I am wondering how it is possible to avoid one socket connection pr. thread in Scala. I have thought a lot about it, but I always end up with some code which is listening for incoming data for each client connection.
The problem is that I want to develop an application which should simultanously handle perhaps a couple of thousand connections. However I will of course not want to create a thread for each connection because of the lack of scalability and context switching.
What would be the "right" way to do this. In my world it should be possible to have one actor for each connection without the need to block one thread per actor.
In the book "Programming Scala" the authors used a library called naggati which provides a framework that combines NIO and actors, http://programming-scala.labs.oreilly.com/ch09.html.

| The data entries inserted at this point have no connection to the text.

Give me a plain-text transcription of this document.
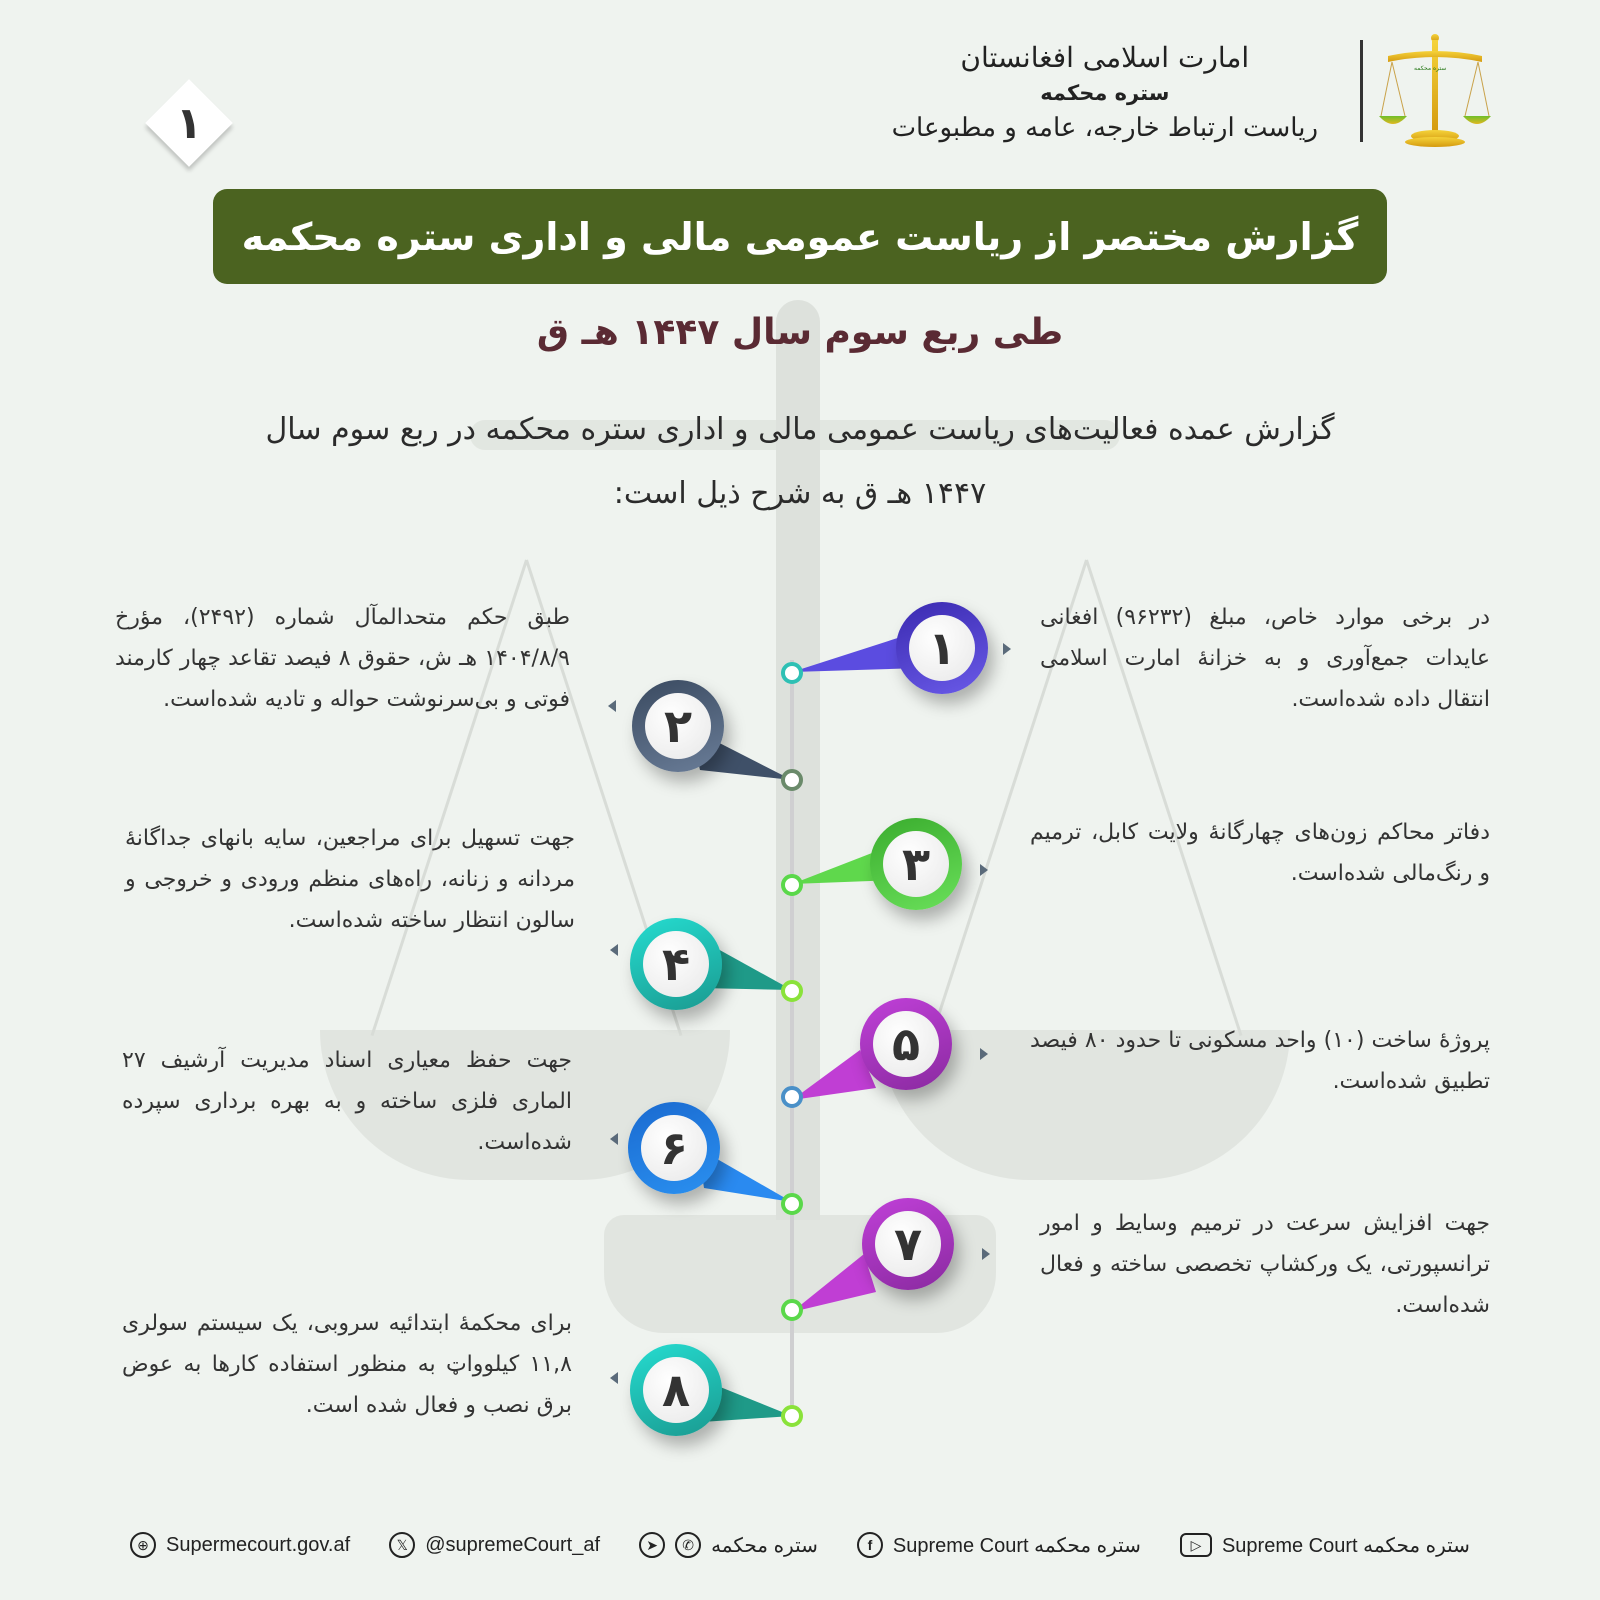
۱
امارت اسلامی افغانستان
ستره محکمه
ریاست ارتباط خارجه، عامه و مطبوعات
ستره محکمه
گزارش مختصر از ریاست عمومی مالی و اداری ستره محکمه
طی ربع سوم سال ۱۴۴۷ هـ ق
گزارش عمده فعالیت‌های ریاست عمومی مالی و اداری ستره محکمه در ربع سوم سال ۱۴۴۷ هـ ق به شرح ذیل است:
۱
در برخی موارد خاص، مبلغ (۹۶۲۳۲) افغانی عایدات جمع‌آوری و به خزانهٔ امارت اسلامی انتقال داده شده‌است.
۲
طبق حکم متحدالمآل شماره (۲۴۹۲)، مؤرخ ۱۴۰۴/۸/۹ هـ ش، حقوق ۸ فیصد تقاعد چهار کارمند فوتی و بی‌سرنوشت حواله و تادیه شده‌است.
۳
دفاتر محاکم زون‌های چهارگانهٔ ولایت کابل، ترمیم و رنگ‌مالی شده‌است.
۴
جهت تسهیل برای مراجعین، سایه بانهای جداگانهٔ مردانه و زنانه، راه‌های منظم ورودی و خروجی و سالون انتظار ساخته شده‌است.
۵	پروژهٔ ساخت (۱۰) واحد مسکونی تا حدود ۸۰ فیصد تطبیق شده‌است.
۶
جهت حفظ معیاری اسناد مدیریت آرشیف ۲۷ الماری فلزی ساخته و به بهره برداری سپرده شده‌است.
۷	جهت افزایش سرعت در ترمیم وسایط و امور ترانسپورتی، یک ورکشاپ تخصصی ساخته و فعال شده‌است.
۸
برای محکمهٔ ابتدائیه سروبی، یک سیستم سولری ۱۱,۸ کیلوواټ به منظور استفاده کارها به عوض برق نصب و فعال شده است.
⊕ Supermecourt.gov.af	𝕏 @supremeCourt_af	➤	✆ ستره محکمه	f	Supreme Court ستره محکمه	▷	Supreme Court ستره محکمه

I have an application that mixes actors with non-blocking sockets (i.e. NIO). The way I have done this is to have a dedicated IO thread, which sends messages to actors (in much the same way it would delegate work to a thread pool in a Java system) using the reactor pattern.
Obviously using the old blocking sockets, you are restricted to one thread per connection. And actor could handle this but of course this places a restriction on the number of connections which can be handled simultaneously.
In the case of a single IO thread, this is a bottleneck in theory but not much in practice (in our observations) as the IO thread is doing computationally non-intensive work. There are plenty of good discussions to be found on the NIO reactor pattern.